Israel medicine has trumped politics again, this time in order to perform a kidney transplant for the desperate Jordanian parents of a seven-year-old boy, making the diplomatic row between Jordan and Israel over the killing of a Jordanian judge just another whiff of Arab hot air.
“Y” received a new life at the hands of Israeli doctors at Rambam Health Care Campus, where doctors only one month ago began performing pediatric kidney transplants. News of availability of this surgery traveled quickly and within a few days Rambam received a request from the Jordanian parents of “Y,” “Please help us by doing a kidney transplantation on our son.” A few days ago it happened.
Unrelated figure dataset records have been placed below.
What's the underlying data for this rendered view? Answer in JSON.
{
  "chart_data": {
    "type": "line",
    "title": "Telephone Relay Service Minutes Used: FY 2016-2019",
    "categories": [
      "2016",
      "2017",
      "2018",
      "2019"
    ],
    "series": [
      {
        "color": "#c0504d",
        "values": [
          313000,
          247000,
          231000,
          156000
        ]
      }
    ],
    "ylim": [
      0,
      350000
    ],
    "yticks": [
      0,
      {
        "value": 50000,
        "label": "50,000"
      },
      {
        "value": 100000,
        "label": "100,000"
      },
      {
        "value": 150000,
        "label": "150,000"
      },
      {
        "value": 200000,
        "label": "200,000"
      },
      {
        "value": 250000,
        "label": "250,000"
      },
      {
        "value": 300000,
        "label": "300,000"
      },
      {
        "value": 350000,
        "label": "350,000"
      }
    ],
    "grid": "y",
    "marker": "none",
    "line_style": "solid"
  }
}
The little boy, “Y,” suffered from acute kidney failure and needed a new kidney to survive. However, the procedure is not available in Jordan. After checking all possible options, his parents felt that Rambam was the best place to go. They turned to Dalia Bessa, the Israeli Civil Administration Health Services Coordinator, to help bring their son to Rambam.
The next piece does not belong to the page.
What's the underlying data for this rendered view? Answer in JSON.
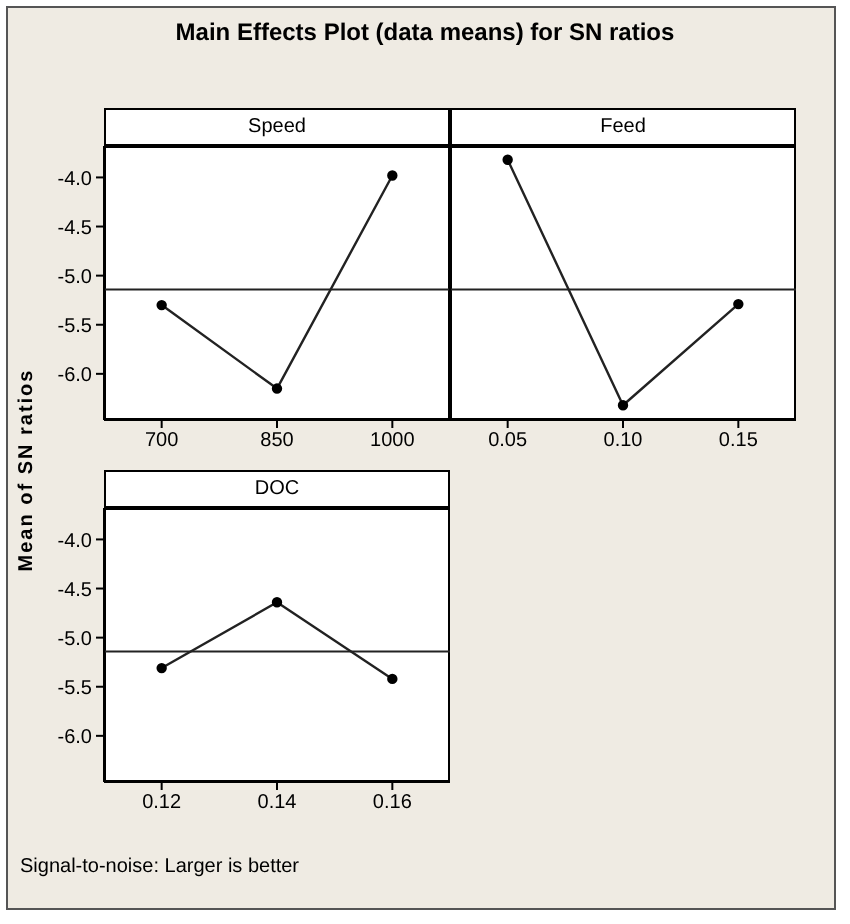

For Rambam this came as quite a surprise—the procedure had only been available for a few weeks there. Prior to that, Rambam only offered kidney transplants for adults. Once Rambam received approval for performing this surgery in children, the hospital became the second in Israel able to provide this service, and the only one in northern Israel.
Due to the immediate danger to “Y”’s life, approvals were processed quickly. He came to Rambam shortly before surgery to undergo pre-surgical examinations and tests. Since he needed to undergo daily dialysis, and tissue matches had determined that his mother was a suitable donor, he stayed at Rambam. Even though his parents had seven other children, both parents stayed with “Y” to see him through this life-saving surgery.
When the day came, it was literally a day of surgery. First, the little boy’s mother underwent a three-hour procedure performed by a multidisciplinary team to remove one of her kidneys. Then a different multidisciplinary team brought “Y” into a separate surgical suite where the three-hour transplantation was performed.
The surgeries were successful and two days later “Y” and his mother were able to see each other. “Y” is now in a regular pediatric room becoming acclimated to his new life, no longer dependent on machines to stay alive. Soon he and his parents will return to Jordan.
Last year, 600 children and adults from the Palestinian Authority were brought to Rambam for a variety of simple to complex medical problems.